Predicting Renal Recovery After Dialysis-Requiring Acute Kidney Injury.
Kidney Int Rep. 2019 Apr;4(4):571-581
Authors: Lee BJ, Hsu CY, Parikh R, McCulloch CE, Tan TC, Liu KD, Hsu RK, Pravoverov L, Zheng S, Go AS
Introduction: After dialysis-requiring acute kidney injury (AKI-D), recovery of sufficient kidney function to discontinue dialysis is an important clinical and patient-oriented outcome. Predicting the probability of recovery in individual patients is a common dilemma.

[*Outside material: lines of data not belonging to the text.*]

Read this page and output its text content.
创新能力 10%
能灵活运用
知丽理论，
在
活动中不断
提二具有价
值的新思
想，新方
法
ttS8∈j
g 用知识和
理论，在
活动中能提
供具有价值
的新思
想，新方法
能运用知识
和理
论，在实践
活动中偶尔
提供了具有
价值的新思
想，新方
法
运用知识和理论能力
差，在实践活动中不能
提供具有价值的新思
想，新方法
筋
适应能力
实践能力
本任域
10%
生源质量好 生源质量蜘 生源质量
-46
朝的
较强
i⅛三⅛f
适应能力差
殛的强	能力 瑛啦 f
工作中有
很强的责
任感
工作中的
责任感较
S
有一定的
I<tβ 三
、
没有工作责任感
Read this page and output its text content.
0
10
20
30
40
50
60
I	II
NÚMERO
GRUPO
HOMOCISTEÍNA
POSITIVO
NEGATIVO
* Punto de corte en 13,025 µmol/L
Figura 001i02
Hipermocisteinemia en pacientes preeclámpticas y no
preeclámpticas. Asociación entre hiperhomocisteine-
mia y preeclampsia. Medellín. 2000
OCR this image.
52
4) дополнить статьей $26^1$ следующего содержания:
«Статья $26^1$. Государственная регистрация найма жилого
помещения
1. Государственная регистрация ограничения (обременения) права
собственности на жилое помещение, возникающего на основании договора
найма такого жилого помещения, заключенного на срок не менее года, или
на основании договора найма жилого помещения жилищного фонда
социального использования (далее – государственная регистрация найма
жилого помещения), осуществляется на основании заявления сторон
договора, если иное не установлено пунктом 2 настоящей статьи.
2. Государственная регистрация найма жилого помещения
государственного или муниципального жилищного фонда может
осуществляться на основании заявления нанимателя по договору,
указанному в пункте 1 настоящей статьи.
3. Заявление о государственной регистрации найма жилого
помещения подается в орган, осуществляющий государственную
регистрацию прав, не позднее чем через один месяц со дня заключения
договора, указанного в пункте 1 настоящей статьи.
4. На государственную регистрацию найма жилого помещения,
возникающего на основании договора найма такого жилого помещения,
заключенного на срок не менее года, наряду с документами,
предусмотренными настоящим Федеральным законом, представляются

Methods: This cohort study examined all adult members of Kaiser Permanente Northern California who experienced AKI-D between January 2009 and September 2015 and had predicted inpatient mortality of <20%. Candidate predictors included demographic characteristics, comorbidities, laboratory values, and medication use. We used logistic regression and classification and regression tree (CART) approaches to develop and cross-validate prediction models for recovery.
Results: Among 2214 patients with AKI-D, mean age was 67.1 years, 40.8% were women, and 54.0% were white; 40.9% of patients recovered. Patients who recovered were younger, had higher baseline estimated glomerular filtration rates (eGFR) and preadmission hemoglobin levels, and were less likely to have prior heart failure or chronic liver disease. Stepwise logistic regression applied to bootstrapped samples identified baseline eGFR, preadmission hemoglobin level, chronic liver disease, and age as the predictors most commonly associated with coming off dialysis within 90 days. Our final logistic regression model including these predictors had a correlation coefficient between observed and predicted probabilities of 0.97, with a c-index of 0.64. An alternate CART approach did not outperform the logistic regression model (c-index 0.61).
Conclusion: We developed and cross-validated a parsimonious prediction model for recovery after AKI-D with excellent calibration using routinely available clinical data. However, the model's modest discrimination limits its clinical utility. Further research is needed to develop better prediction tools.